Dude, she knew her leg was on fire and she kept dancing. Bad-fucking-ass.
how was last night?
i woke up with my hand stuck in a jam jar with my keys in the bottom and a dog licking peanut butter off my boobs. you tell me.
I'm going to email her once I get off the bathroom floor
I am watching the CFL at a Hooters in Texarakana. I made a poor life choice at some point that led me here.
I left puerto rico a week ago and my vagina still smells like coconut.
I should have considered my snorting capabilities before breaking my nose
Bro I can't jerk it to my phone anymore. I feel Siri staring back, and she's real disappointed.
Dude, I need a lifestyle change. I'm to old to be making out with chicks in foam parties, letting older chicks get all excited because I let them put their hands up my shirt, and running around doing scavenger hunts with 18 yr old chicks.
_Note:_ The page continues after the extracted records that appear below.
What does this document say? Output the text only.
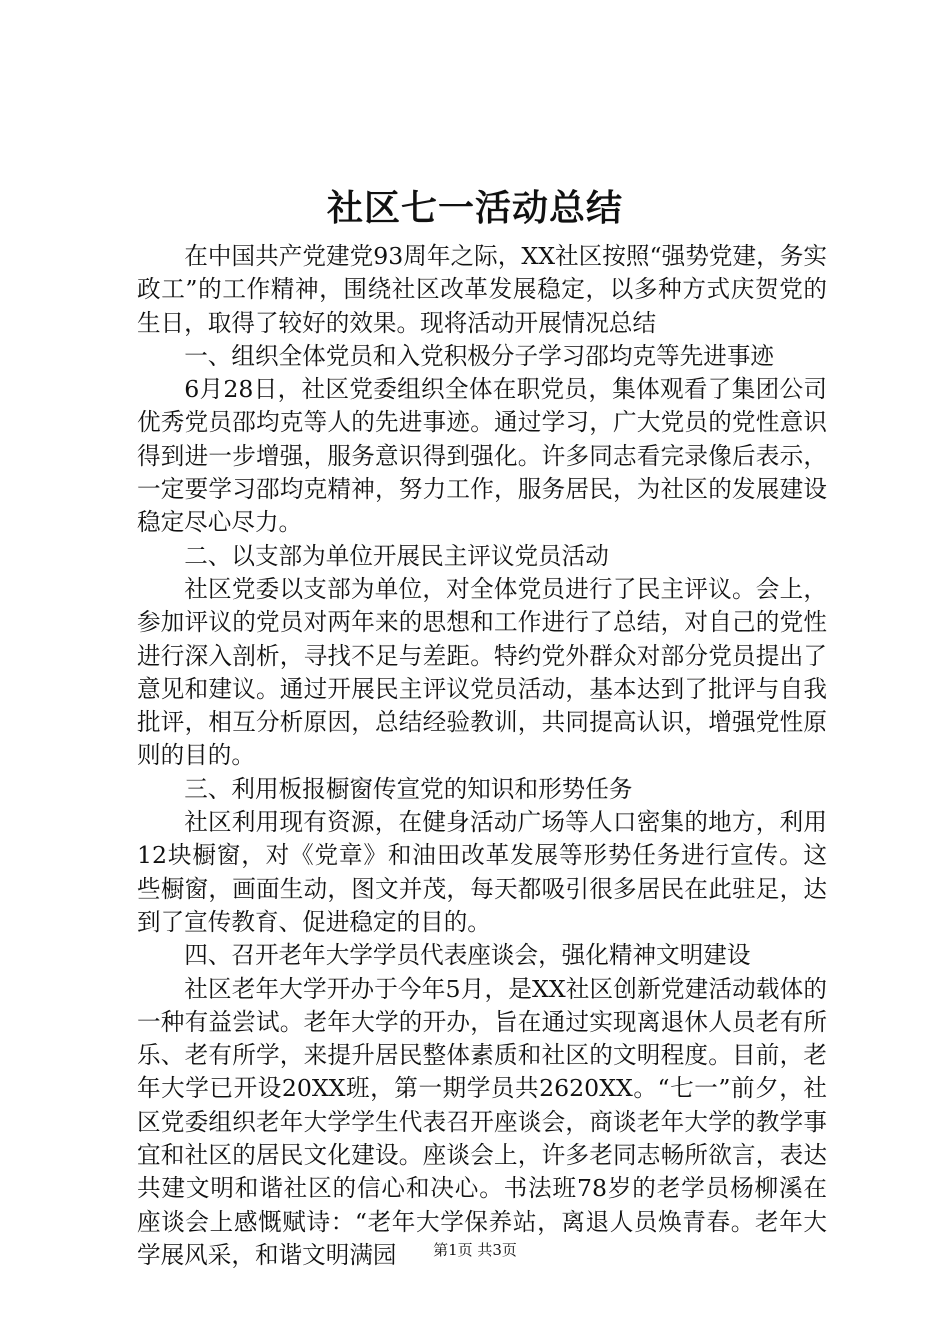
社区七一活动总结

在中国共产党建党93周年之际，XX社区按照“强势党建，务实政工”的工作精神，围绕社区改革发展稳定，以多种方式庆贺党的生日，取得了较好的效果。现将活动开展情况总结

一、组织全体党员和入党积极分子学习邵均克等先进事迹

6月28日，社区党委组织全体在职党员，集体观看了集团公司优秀党员邵均克等人的先进事迹。通过学习，广大党员的党性意识得到进一步增强，服务意识得到强化。许多同志看完录像后表示，一定要学习邵均克精神，努力工作，服务居民，为社区的发展建设稳定尽心尽力。

二、以支部为单位开展民主评议党员活动

社区党委以支部为单位，对全体党员进行了民主评议。会上，参加评议的党员对两年来的思想和工作进行了总结，对自己的党性进行深入剖析，寻找不足与差距。特约党外群众对部分党员提出了意见和建议。通过开展民主评议党员活动，基本达到了批评与自我批评，相互分析原因，总结经验教训，共同提高认识，增强党性原则的目的。

三、利用板报橱窗传宣党的知识和形势任务

社区利用现有资源，在健身活动广场等人口密集的地方，利用12块橱窗，对《党章》和油田改革发展等形势任务进行宣传。这些橱窗，画面生动，图文并茂，每天都吸引很多居民在此驻足，达到了宣传教育、促进稳定的目的。

四、召开老年大学学员代表座谈会，强化精神文明建设

社区老年大学开办于今年5月，是XX社区创新党建活动载体的一种有益尝试。老年大学的开办，旨在通过实现离退休人员老有所乐、老有所学，来提升居民整体素质和社区的文明程度。目前，老年大学已开设20XX班，第一期学员共2620XX。“七一”前夕，社区党委组织老年大学学生代表召开座谈会，商谈老年大学的教学事宜和社区的居民文化建设。座谈会上，许多老同志畅所欲言，表达共建文明和谐社区的信心和决心。书法班78岁的老学员杨柳溪在座谈会上感慨赋诗：“老年大学保养站，离退人员焕青春。老年大学展风采，和谐文明满园	第1页 共3页
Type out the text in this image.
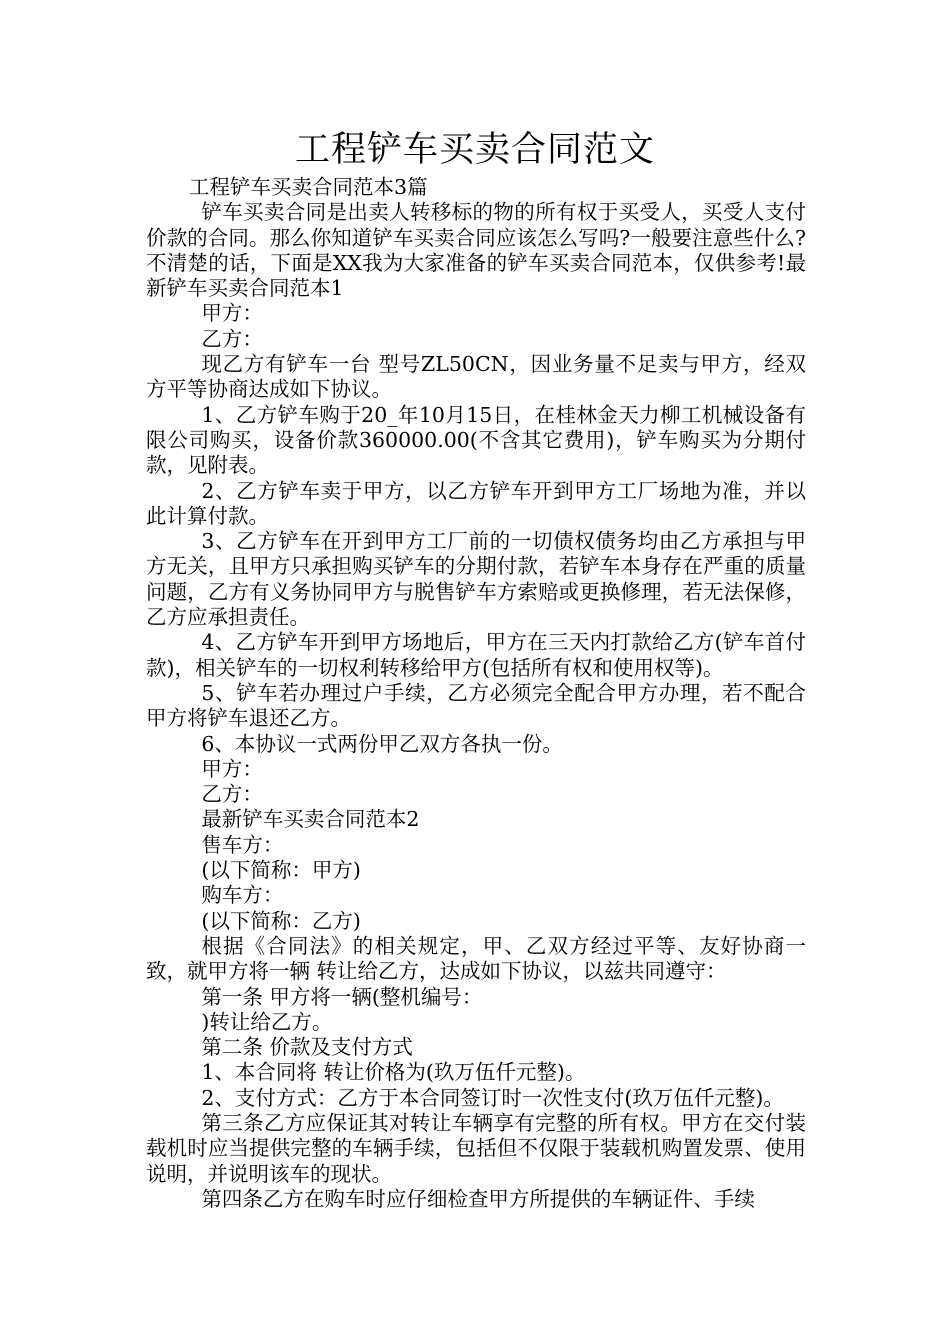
工程铲车买卖合同范文

工程铲车买卖合同范本3篇

铲车买卖合同是出卖人转移标的物的所有权于买受人，买受人支付价款的合同。那么你知道铲车买卖合同应该怎么写吗?一般要注意些什么?不清楚的话，下面是XX我为大家准备的铲车买卖合同范本，仅供参考!最新铲车买卖合同范本1

甲方：

乙方：

现乙方有铲车一台 型号ZL50CN，因业务量不足卖与甲方，经双方平等协商达成如下协议。

1、乙方铲车购于20_年10月15日，在桂林金天力柳工机械设备有限公司购买，设备价款360000.00(不含其它费用)，铲车购买为分期付款，见附表。

2、乙方铲车卖于甲方，以乙方铲车开到甲方工厂场地为准，并以此计算付款。

3、乙方铲车在开到甲方工厂前的一切债权债务均由乙方承担与甲方无关，且甲方只承担购买铲车的分期付款，若铲车本身存在严重的质量问题，乙方有义务协同甲方与脱售铲车方索赔或更换修理，若无法保修，乙方应承担责任。

4、乙方铲车开到甲方场地后，甲方在三天内打款给乙方(铲车首付款)，相关铲车的一切权利转移给甲方(包括所有权和使用权等)。

5、铲车若办理过户手续，乙方必须完全配合甲方办理，若不配合甲方将铲车退还乙方。

6、本协议一式两份甲乙双方各执一份。

甲方：

乙方：

最新铲车买卖合同范本2

售车方：

(以下简称：甲方)

购车方：

(以下简称：乙方)

根据《合同法》的相关规定，甲、乙双方经过平等、友好协商一致，就甲方将一辆 转让给乙方，达成如下协议，以兹共同遵守：

第一条 甲方将一辆(整机编号：

)转让给乙方。

第二条 价款及支付方式

1、本合同将 转让价格为(玖万伍仟元整)。

2、支付方式：乙方于本合同签订时一次性支付(玖万伍仟元整)。

第三条乙方应保证其对转让车辆享有完整的所有权。甲方在交付装载机时应当提供完整的车辆手续，包括但不仅限于装载机购置发票、使用说明，并说明该车的现状。

第四条乙方在购车时应仔细检查甲方所提供的车辆证件、手续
He came over and watched the USA game with me, fucked me so good my toe cramped, then made my bed this morning before he left. Thank God for Army rangers
I feel like I'm pretty optimistic for a girl that might be pregnant.
I am now "wine pairing" tums flavors with my strongbow, because apparently hard cider gives me heartburn.
Can I just fuck someone without it basically becoming an arranged marriage
fuck school, let's just become the worst strippers ever
Okay, this next statement may sound like a red flag but I'm tellin you, shotgunning those two beers really helped me love my child more effectively. Honest.
Happiness is laying in bed, topless, pouring 4 packs of hot sauce on your taco bell.